No eran baratas, quizás por eso —y su probada utilidad— quien tenía el privilegio de poseer una, la trataba y cuidaba casi como a un ser vivo. Quien no, recurría a los compañeros felices poseedores o a las bibliotecas públicas, pero nadie prescindía de ellas.
La que llegó a mis manos era la colección “Lo sé todo”, de Editorial Larousse. Eran doce tomos de cuidada edición y profusas ilustraciones a color que abarcaban todo; porque aquella enciclopedia, valga la redundancia, lo sabía todo. O, al menos, era la sensación que nos dejaba a los usuarios que, infaliblemente, hallábamos lo que buscábamos: un mapa, una pintura famosa, una constelación. Lo que fuere, allí estaba.
Eran el escalón superior de los manuales escolares —Kapeluz o Estrada, los más conocidos—, algo así como un vehículo de mayor cilindrada o un telescopio más potente. También estaban los llamados diccionarios enciclopédicos, pero no eran lo mismo.
Lo bueno del caso era que el uso cotidiano alimentaba un círculo virtuoso, una gimnasia benéfica de búsqueda, interpretación y ulterior aplicación del dato buscado. No existía la opción “cortar y pegar”, de modo que, una vez hallado, había que transcribirlo a mano, resumirlo e insertarlo en la tarea respectiva.
Los más afectos a la lectura, solíamos usarlas en los ratos libres como material de lectura, para asomarnos a la Antigua Roma o al Egipto de los faraones sin que la maestra lo requiriera.

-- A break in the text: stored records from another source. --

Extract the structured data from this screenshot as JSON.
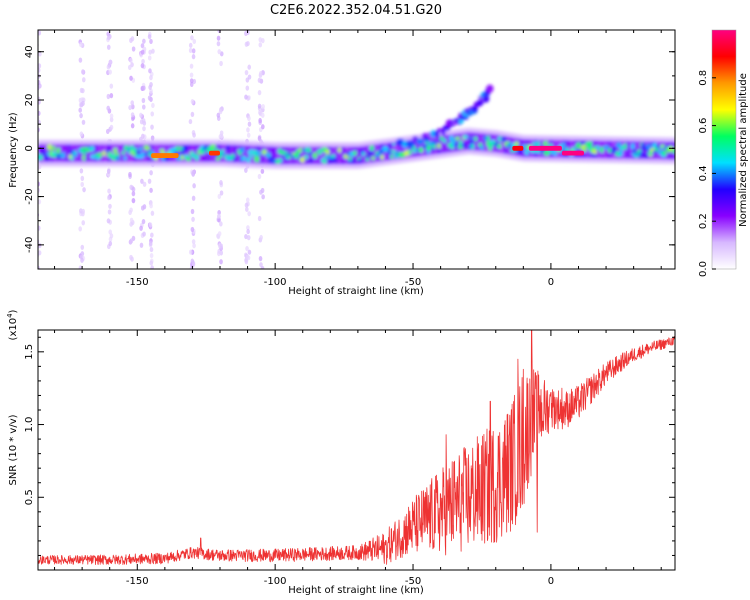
{
  "figure_title": "C2E6.2022.352.04.51.G20",
  "chart_data": [
    {
      "type": "heatmap",
      "title": "",
      "xlabel": "Height of straight line (km)",
      "ylabel": "Frequency (Hz)",
      "xlim": [
        -186,
        45
      ],
      "ylim": [
        -50,
        49
      ],
      "xticks": [
        -150,
        -100,
        -50,
        0
      ],
      "xtick_labels": [
        "-150",
        "-100",
        "-50",
        "0"
      ],
      "yticks": [
        -40,
        -20,
        0,
        20,
        40
      ],
      "ytick_labels": [
        "-40",
        "-20",
        "0",
        "20",
        "40"
      ],
      "grid": false,
      "colorbar": {
        "label": "Normalized spectral amplitude",
        "range": [
          0,
          1
        ],
        "ticks": [
          0.0,
          0.2,
          0.4,
          0.6,
          0.8
        ],
        "tick_labels": [
          "0.0",
          "0.2",
          "0.4",
          "0.6",
          "0.8"
        ],
        "colormap": [
          "#ffffff",
          "#d7b8ff",
          "#8800ff",
          "#2200ff",
          "#00e0ff",
          "#00ff60",
          "#ffff00",
          "#ff9900",
          "#ff0000",
          "#ff0080"
        ]
      },
      "main_band": {
        "center_hz": [
          [
            -186,
            -2
          ],
          [
            -120,
            -2
          ],
          [
            -100,
            -3
          ],
          [
            -70,
            -3
          ],
          [
            -50,
            0
          ],
          [
            -30,
            3
          ],
          [
            -20,
            2
          ],
          [
            -10,
            0
          ],
          [
            45,
            -1
          ]
        ],
        "half_width_hz": 5,
        "peak_segments": [
          {
            "x": [
              -8,
              4
            ],
            "y": 0,
            "amplitude": 1.0
          },
          {
            "x": [
              4,
              12
            ],
            "y": -2,
            "amplitude": 1.0
          },
          {
            "x": [
              -14,
              -10
            ],
            "y": 0,
            "amplitude": 0.9
          },
          {
            "x": [
              -124,
              -120
            ],
            "y": -2,
            "amplitude": 0.85
          },
          {
            "x": [
              -145,
              -135
            ],
            "y": -3,
            "amplitude": 0.8
          }
        ]
      },
      "side_branch": {
        "points": [
          [
            -60,
            0
          ],
          [
            -45,
            5
          ],
          [
            -35,
            10
          ],
          [
            -30,
            14
          ],
          [
            -25,
            20
          ],
          [
            -22,
            24
          ]
        ],
        "amplitude": 0.45
      },
      "faint_streaks_x": [
        -186,
        -170,
        -160,
        -152,
        -148,
        -145,
        -130,
        -120,
        -110,
        -105
      ]
    },
    {
      "type": "line",
      "title": "",
      "xlabel": "Height of straight line (km)",
      "ylabel": "SNR (10 * v/v)",
      "y_multiplier_label": "(x10",
      "y_multiplier_exponent": "4",
      "y_multiplier_close": ")",
      "xlim": [
        -186,
        45
      ],
      "ylim": [
        0,
        16500
      ],
      "xticks": [
        -150,
        -100,
        -50,
        0
      ],
      "xtick_labels": [
        "-150",
        "-100",
        "-50",
        "0"
      ],
      "yticks": [
        5000,
        10000,
        15000
      ],
      "ytick_labels": [
        "0.5",
        "1.0",
        "1.5"
      ],
      "grid": false,
      "series": [
        {
          "color": "#ee3333",
          "envelope": {
            "x": [
              -186,
              -160,
              -140,
              -130,
              -120,
              -100,
              -85,
              -70,
              -60,
              -55,
              -50,
              -45,
              -40,
              -35,
              -30,
              -25,
              -20,
              -15,
              -12,
              -10,
              -8,
              -5,
              0,
              5,
              10,
              15,
              20,
              25,
              30,
              35,
              40,
              45
            ],
            "y": [
              700,
              700,
              800,
              1200,
              1000,
              1000,
              1100,
              1200,
              1500,
              2300,
              3000,
              3500,
              4000,
              4500,
              5000,
              5500,
              6000,
              7000,
              8000,
              9000,
              10000,
              10800,
              11200,
              11000,
              11500,
              12500,
              13500,
              14200,
              14800,
              15200,
              15500,
              15800
            ]
          },
          "noise_amplitude": {
            "x": [
              -186,
              -70,
              -55,
              -45,
              -35,
              -25,
              -15,
              -10,
              -5,
              0,
              10,
              20,
              30,
              45
            ],
            "y": [
              300,
              500,
              1500,
              2500,
              3500,
              4000,
              4500,
              5000,
              3000,
              1500,
              1200,
              800,
              500,
              300
            ]
          },
          "peaks": [
            {
              "x": -127,
              "y": 2200
            },
            {
              "x": -38,
              "y": 9300
            },
            {
              "x": -22,
              "y": 11600
            },
            {
              "x": -12,
              "y": 14500
            },
            {
              "x": -10,
              "y": 13800
            },
            {
              "x": -7,
              "y": 16500
            },
            {
              "x": -5,
              "y": 2600
            },
            {
              "x": -4,
              "y": 12000
            },
            {
              "x": 0,
              "y": 12200
            },
            {
              "x": 4,
              "y": 12500
            }
          ]
        }
      ]
    }
  ]
}
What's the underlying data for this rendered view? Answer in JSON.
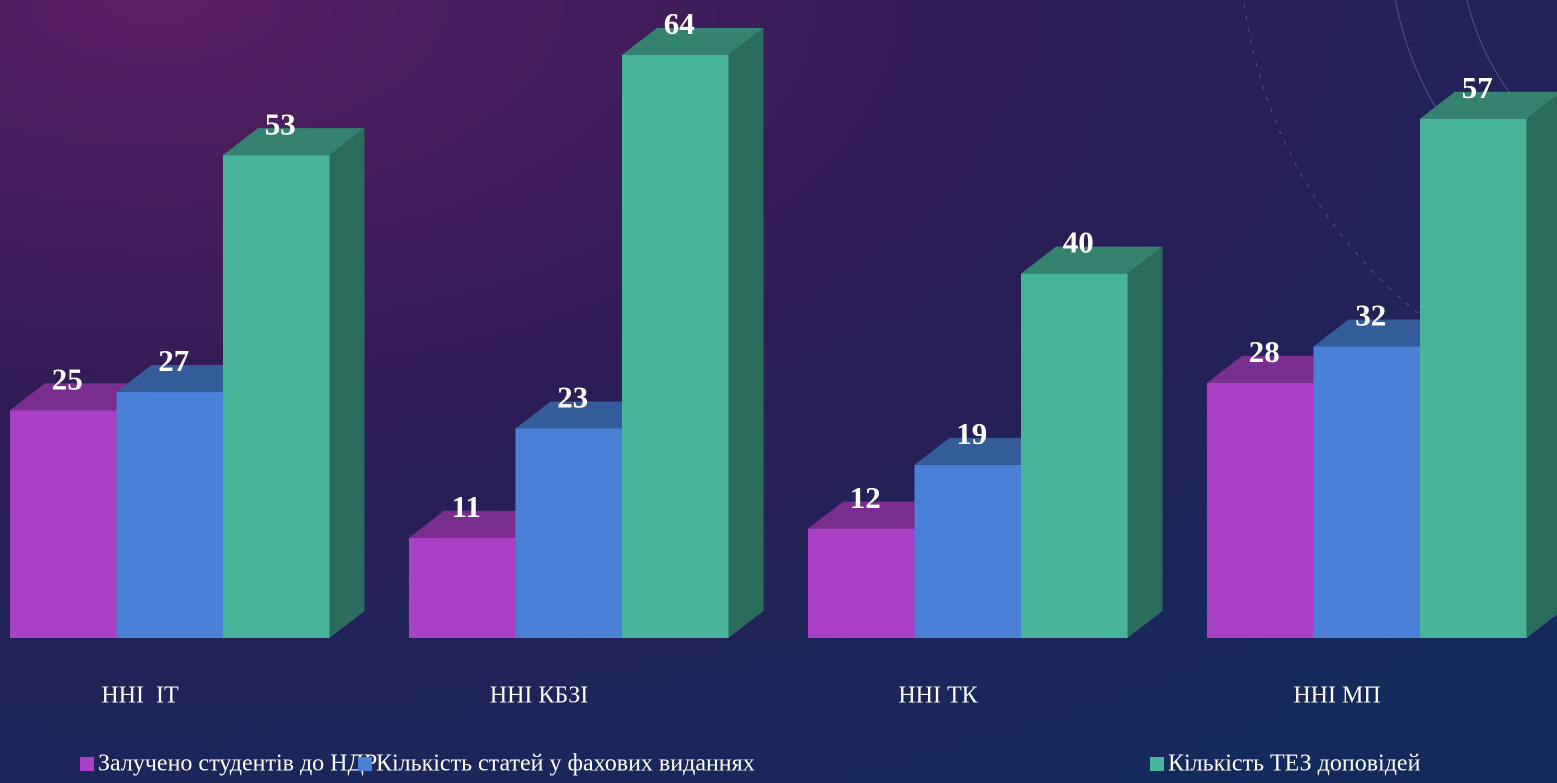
{
  "chart_data": {
    "type": "bar",
    "categories": [
      "ННІ  IT",
      "ННІ КБЗІ",
      "ННІ ТК",
      "ННІ МП"
    ],
    "series": [
      {
        "name": "Залучено студентів до НДР",
        "color": "#a940c6",
        "values": [
          25,
          11,
          12,
          28
        ]
      },
      {
        "name": "Кількість статей у фахових виданнях",
        "color": "#4a80d6",
        "values": [
          27,
          23,
          19,
          32
        ]
      },
      {
        "name": "Кількість ТЕЗ доповідей",
        "color": "#48b49a",
        "values": [
          53,
          64,
          40,
          57
        ]
      }
    ],
    "legend": "bottom"
  }
}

Todo eso pertenece a otro tiempo, devorado por el vértigo y la inmediatez de la era digital. Hoy, aquellas enciclopedias se ofrecen como artículos vintage en los anuncios de E commerce.
Tengo de ese tiempo escolar un recuerdo entrañable, a la par de una gratitud vitalicia por la enseñanza “enciclopedista” recibida.